2009.04.15
日経流通新聞
「空港ロビーでスイーツ 羽田から「スター誕生」?」
羽田空港第一ターミナル出発ロビーに「羽田スタースイーツ」というプロジェクトが昨年十二月から始まり、話題になっている。通路上にモダンなブースを設置し、都会の旬な四店のスイーツブランドを導入、半年ごとに店を入れ替えていこうという新しい試みだ。
プロジェクト開始から既に四ヵ月が経過し、面白い売り上げ傾向が出ている。一つは「生」ほど客の人気が高いことだ。遠方まで飛行機で移動する旅客は持ち運びしやすい品を選びやすいというのが定説とされてきた。しかし、保存剤を入れた生ケーキやチョコレートやカップ入りゼリー菓子が飛ぶように売れている。
二つ目は「甘党男子」が潜在化していたこと。

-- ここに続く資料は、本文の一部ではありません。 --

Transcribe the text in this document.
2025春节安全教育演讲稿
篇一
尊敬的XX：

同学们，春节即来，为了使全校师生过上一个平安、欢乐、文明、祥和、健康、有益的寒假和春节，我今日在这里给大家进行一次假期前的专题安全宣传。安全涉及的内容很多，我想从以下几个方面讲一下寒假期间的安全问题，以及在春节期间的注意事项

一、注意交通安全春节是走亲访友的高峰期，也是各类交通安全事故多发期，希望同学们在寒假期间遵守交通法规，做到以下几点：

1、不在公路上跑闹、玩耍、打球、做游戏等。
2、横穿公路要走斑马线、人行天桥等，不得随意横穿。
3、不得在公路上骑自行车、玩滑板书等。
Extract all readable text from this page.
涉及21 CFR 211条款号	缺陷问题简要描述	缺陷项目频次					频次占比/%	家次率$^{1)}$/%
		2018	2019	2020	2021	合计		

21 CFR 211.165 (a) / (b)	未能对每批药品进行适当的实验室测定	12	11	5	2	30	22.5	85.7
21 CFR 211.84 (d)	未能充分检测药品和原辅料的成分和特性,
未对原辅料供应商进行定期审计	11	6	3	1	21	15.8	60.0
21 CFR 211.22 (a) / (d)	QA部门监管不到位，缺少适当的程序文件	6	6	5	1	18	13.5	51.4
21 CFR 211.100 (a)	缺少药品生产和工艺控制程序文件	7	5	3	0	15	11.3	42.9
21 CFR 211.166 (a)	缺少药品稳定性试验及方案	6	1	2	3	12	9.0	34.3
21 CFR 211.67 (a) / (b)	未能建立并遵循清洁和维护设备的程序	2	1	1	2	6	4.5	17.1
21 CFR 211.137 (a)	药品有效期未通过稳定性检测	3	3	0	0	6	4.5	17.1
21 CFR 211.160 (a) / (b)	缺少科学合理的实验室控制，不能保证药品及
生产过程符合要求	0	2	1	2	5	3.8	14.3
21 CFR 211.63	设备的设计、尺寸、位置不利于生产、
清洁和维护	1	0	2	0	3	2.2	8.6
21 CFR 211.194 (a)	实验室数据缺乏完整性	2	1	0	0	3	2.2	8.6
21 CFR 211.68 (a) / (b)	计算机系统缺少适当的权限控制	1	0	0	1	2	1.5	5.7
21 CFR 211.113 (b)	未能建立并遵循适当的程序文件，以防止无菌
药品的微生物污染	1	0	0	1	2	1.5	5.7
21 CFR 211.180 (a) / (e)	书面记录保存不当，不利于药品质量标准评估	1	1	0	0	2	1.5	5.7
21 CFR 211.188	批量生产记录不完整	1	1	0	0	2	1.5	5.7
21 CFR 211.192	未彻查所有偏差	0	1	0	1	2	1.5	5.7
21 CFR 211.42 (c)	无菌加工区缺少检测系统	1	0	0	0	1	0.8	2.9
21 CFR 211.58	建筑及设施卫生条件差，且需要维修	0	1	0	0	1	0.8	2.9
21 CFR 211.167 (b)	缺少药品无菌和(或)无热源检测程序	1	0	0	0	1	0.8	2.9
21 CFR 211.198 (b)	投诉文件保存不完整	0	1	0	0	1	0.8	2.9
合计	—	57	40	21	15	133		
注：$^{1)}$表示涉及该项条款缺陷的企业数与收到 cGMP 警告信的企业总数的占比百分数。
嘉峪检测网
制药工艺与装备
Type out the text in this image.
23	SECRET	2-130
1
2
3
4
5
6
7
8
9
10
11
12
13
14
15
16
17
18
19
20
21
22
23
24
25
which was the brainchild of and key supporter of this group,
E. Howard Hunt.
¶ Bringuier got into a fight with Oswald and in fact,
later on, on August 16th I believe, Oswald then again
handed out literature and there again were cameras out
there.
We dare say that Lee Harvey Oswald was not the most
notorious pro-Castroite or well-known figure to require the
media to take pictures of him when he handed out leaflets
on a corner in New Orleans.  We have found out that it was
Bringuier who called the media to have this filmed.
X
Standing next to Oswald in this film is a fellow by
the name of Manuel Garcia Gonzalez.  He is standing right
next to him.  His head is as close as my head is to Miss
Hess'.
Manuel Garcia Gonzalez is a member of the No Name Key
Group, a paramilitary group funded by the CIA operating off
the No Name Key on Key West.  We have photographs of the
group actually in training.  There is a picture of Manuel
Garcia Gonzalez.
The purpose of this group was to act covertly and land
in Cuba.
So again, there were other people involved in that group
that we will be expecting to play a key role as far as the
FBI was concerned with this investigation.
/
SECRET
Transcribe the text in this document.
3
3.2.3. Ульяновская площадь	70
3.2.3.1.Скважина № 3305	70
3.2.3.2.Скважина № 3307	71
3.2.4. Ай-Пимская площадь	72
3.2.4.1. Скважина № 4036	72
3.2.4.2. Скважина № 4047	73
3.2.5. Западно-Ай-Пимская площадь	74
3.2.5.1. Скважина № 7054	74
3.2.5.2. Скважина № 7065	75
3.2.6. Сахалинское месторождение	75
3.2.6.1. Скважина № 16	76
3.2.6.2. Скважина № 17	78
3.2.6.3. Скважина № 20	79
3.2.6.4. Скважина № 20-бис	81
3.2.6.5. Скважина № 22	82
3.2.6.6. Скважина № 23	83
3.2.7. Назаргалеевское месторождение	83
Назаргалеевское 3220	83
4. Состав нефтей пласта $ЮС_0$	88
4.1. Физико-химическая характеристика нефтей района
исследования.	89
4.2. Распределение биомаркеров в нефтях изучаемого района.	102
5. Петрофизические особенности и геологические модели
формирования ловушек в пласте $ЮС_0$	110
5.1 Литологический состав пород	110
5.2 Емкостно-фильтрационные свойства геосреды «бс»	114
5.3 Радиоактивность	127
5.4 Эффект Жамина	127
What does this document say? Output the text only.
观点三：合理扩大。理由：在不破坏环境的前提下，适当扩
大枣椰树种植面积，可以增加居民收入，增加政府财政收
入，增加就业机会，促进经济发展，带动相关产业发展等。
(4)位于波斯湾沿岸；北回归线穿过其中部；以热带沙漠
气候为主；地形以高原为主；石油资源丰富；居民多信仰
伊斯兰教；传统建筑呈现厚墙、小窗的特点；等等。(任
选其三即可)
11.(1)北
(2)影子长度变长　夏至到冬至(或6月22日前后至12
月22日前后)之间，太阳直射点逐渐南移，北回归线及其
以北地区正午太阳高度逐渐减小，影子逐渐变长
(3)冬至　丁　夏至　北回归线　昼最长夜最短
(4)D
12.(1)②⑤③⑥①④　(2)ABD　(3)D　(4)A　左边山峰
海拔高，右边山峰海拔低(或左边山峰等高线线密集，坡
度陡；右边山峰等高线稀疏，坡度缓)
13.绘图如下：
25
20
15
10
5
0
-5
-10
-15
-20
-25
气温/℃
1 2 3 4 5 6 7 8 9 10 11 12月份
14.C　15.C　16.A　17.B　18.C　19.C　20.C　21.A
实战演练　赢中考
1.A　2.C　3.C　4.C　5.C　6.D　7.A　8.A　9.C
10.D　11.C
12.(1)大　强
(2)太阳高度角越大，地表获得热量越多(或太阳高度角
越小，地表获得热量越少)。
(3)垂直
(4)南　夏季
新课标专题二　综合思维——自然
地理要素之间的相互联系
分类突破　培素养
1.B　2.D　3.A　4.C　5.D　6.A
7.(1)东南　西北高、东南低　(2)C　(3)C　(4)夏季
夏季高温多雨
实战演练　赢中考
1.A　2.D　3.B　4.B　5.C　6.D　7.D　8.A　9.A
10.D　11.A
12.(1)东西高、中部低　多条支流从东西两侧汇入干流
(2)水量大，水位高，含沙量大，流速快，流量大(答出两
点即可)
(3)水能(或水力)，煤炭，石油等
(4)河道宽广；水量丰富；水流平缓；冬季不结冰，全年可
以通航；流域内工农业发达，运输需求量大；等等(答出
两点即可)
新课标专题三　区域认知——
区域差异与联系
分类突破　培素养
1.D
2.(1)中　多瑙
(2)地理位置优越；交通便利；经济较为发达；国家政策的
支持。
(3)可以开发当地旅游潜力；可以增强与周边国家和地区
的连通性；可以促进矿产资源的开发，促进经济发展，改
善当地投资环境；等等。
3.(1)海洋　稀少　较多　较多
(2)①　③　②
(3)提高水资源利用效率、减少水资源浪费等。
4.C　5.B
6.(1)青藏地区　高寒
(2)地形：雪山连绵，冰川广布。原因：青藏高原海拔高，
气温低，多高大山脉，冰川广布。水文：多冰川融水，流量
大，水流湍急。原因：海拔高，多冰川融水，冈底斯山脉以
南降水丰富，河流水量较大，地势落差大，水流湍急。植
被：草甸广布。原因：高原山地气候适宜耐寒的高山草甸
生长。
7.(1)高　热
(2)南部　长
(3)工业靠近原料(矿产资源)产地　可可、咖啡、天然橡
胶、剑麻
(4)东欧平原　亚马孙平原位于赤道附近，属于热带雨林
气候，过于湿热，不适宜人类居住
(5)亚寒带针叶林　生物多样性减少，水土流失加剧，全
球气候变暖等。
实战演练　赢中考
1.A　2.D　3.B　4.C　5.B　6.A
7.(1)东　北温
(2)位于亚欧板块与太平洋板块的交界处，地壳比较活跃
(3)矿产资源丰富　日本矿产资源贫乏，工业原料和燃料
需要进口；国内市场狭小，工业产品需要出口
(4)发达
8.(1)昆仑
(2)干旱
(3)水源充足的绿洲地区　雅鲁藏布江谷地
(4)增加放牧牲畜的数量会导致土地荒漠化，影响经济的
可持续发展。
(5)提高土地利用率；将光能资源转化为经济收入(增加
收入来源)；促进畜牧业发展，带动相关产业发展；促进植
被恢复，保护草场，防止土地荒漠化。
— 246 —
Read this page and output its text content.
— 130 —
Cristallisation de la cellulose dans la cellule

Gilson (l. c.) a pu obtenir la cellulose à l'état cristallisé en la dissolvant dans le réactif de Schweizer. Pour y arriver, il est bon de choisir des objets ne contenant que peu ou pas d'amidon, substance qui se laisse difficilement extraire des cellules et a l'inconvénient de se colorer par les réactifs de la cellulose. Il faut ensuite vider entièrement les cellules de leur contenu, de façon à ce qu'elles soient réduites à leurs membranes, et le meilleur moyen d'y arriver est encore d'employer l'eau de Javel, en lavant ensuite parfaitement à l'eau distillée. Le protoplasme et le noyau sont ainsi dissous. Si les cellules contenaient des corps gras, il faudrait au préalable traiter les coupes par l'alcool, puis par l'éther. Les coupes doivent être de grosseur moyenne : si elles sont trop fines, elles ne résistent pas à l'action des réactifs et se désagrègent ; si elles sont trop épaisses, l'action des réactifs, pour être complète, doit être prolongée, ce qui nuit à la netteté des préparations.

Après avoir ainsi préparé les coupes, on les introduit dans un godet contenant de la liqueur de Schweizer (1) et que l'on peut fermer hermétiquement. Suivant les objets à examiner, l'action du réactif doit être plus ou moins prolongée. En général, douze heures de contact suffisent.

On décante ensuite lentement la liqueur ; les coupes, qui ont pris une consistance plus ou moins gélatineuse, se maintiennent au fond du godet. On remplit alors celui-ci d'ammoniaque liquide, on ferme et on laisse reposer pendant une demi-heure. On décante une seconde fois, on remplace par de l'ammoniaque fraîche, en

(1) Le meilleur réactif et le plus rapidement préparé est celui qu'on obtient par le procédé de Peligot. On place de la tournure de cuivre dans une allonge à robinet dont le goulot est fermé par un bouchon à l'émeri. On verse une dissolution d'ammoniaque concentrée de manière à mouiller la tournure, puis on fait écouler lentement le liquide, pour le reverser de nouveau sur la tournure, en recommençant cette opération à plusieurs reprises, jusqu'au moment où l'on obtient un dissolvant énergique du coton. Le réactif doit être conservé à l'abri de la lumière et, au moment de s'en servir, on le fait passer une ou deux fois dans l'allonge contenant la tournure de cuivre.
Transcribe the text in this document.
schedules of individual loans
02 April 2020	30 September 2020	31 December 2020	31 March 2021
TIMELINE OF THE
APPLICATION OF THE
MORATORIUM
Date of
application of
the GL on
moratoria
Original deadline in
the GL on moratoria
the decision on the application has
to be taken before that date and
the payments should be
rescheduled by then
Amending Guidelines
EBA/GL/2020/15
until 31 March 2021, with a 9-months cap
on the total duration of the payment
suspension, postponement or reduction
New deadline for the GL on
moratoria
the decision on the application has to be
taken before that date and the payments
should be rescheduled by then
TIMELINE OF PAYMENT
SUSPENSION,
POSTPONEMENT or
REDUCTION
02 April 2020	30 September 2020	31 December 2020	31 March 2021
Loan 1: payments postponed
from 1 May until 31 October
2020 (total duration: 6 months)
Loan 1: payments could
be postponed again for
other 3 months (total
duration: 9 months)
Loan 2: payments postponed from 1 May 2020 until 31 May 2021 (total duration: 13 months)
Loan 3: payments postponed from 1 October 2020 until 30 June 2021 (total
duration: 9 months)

スタースイーツは通路に面した店のため男性にとっても入店しやすい。訪問先や家族への手土産はもちろんのこと機内で食べるからという一個買いの男性需要も多い。多忙なビジネスマンにとってホワイトデーなどのイベント日には絶好の買い物の場になっている。
三つ目はブランドの宣伝効果が大きなこと。さすがに全国からの旅客が日に九万人利用する第一ターミナルだけに、今出店しているブランドでは、ネット販売や百貨店内店舗の売り上げアップという間接効果をもたらしている。空港というプレゼンテーションステージとしての強みを物語る話だ。
「羽田スタースイーツ」のロゴマークは小さな点から成る大きな星形。羽田から数々の旬なブランドが紹介され、やがて大きな星となる羽田の「スター誕生物語」が生まれることを期待したい。